The silence woke Holly. The rhythmic creak of the anchor chain and slap of water hitting the hull had stopped. So too the groaning sheets interspersed with whistling, like Nonna’s kettle, as wind had whipped through the stays and the sea had spumed. Her initial delight on being aboard had lessened with each shriek of the storm buffeting the yacht – despite the cheerful banter over gin rummy and whisky.
Tying a batik sarong Holly tiptoed up on deck. A ribbon of palest pink tickled the horizon and she knew the drenched decks and sails would soon dry in the rapidly rising sun. Hearing no sound from either Simon or Reed’s cabin, she climbed down to the transom and stripping, dived into the sparkling Caribbean. Surfacing, she gasped. She hadn’t expected the chill. It felt more like her childhood dash into the waters off Lyme Regis.

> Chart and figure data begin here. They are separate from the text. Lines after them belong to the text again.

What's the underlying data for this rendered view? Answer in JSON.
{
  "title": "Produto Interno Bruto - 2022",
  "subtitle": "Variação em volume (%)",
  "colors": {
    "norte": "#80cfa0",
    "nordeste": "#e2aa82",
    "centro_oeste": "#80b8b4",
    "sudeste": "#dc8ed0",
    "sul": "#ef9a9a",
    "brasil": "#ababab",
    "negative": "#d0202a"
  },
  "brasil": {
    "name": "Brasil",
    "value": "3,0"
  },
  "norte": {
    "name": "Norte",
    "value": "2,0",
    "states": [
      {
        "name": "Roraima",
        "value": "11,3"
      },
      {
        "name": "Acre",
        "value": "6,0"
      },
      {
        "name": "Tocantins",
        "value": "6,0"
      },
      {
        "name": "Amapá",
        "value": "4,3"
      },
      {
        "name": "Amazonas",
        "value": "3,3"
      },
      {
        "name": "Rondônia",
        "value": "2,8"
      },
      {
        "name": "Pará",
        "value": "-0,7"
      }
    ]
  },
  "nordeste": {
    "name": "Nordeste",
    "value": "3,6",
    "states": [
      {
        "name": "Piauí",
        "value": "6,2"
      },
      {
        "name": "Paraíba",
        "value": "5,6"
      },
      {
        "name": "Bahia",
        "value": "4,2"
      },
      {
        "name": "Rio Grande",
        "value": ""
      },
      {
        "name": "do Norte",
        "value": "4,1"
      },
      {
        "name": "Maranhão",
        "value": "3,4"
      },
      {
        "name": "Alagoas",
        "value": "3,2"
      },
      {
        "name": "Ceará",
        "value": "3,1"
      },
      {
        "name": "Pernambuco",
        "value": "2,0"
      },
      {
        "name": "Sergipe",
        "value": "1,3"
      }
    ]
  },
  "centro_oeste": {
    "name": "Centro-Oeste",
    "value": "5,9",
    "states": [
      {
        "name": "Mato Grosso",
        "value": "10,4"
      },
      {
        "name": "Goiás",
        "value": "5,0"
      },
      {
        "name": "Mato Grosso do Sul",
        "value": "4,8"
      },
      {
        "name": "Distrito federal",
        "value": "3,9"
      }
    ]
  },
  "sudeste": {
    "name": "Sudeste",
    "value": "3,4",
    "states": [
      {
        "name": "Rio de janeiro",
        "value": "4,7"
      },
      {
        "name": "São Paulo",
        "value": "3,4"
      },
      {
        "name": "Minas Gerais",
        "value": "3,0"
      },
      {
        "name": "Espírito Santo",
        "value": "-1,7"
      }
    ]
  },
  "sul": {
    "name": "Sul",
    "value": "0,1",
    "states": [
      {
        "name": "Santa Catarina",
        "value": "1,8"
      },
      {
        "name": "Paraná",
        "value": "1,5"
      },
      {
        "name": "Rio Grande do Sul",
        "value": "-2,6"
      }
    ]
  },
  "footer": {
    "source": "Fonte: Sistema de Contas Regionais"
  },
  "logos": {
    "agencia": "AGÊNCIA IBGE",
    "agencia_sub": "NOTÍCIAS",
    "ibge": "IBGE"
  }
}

Shards of silver shimmered as her naked body rippled the turquoise sea in ever-widening circles. Tiny fish feathered her legs as they darted first one way and then the other in uncertainty until, as one, they flashed away. Looking down into the clear waters Holly wondered what was chasing them. Barracuda maybe. She shivered. It was cold. Kicking, she swam strongly, relishing the swish of water over her head, and glad she’d had her long hair cut before she’d left London. New life. New style.
Puffing, she floated a while, her hands idling the water. The beach, like snow from this distance, invited her to make sand angels. The white strip lined by palms, the fronds rustling gently after their frenetic movements of the previous evening. She could just make out what looked like ruins at the top of the hill behind the beach. An old sugar mill she guessed. She shouldn’t have been so hasty – she’d like to walk along the beach but doubted her nakedness would be appreciated by those on other yachts anchored nearby, and who might also be early risers.
She waved. Even from this distance Simon was tall. Beckoning her back, she saw Reed join her brother on deck. Almost the same height but not living up to his name – Reed was a sturdy man. A rugby player to her brother’s cricket. They had met at university and been fast friends ever since. After one marriage and divorce, and one near miss, they’d pooled their resources and, leaving the dank European winters behind, had set sail for warmer climes on their 45’ sloop, Henrietta. The freedom seemed to have had a positive effect on their finances too – freelance marketing and writing brought in more than enough and, whilst Holly knew they had both had flings, the men were happy with their lives. How would they find life with her aboard for the next few months?
Until she could face the Highbury Fields flat again. Until she could face London again. No Malcolm. No Nonna. Holly couldn’t tell whether it was tears or seawater making her eyes smart. Couldn’t tell whether it was the thought of her lover in someone else’s bed or her dead grandmother which made her chest constrict.
“Holly!” Simon’s deep voice skimmed over the shimmering water again. “Breakfast.”
Powering back to the yacht, she remembered her nakedness.
“Go below, both of you!” she called, hearing her brother’s laughter. Clambering up the ladder, she retied the sarong and followed the smell of bacon into the galley.
“Bacon butties on deck,” Reed said, turning from the hob with a grin. “Up you go. You earn your keep from tomorrow.”
The sun dried her corn-coloured hair into loose curls, softening her angular face and grey eyes. She sighed. There were worse places to be. Smiling, she heard Nonna’s favourite carol drifting up from the saloon – Bing Crosby singing The Little Drummer Boy. Turning she saw Simon carrying a tray set with a guavaberry branch in an empty wine bottle, tiny baubles glinting above a miniature reindeer with a red bow and two small parcels wrapped in gold paper. Then Reed with glasses and champagne – both wearing board shorts, fur-trimmed Santa hats and tinseled sunglasses.
“Merry Christmas, Holly!” Simon said, kissing his sister.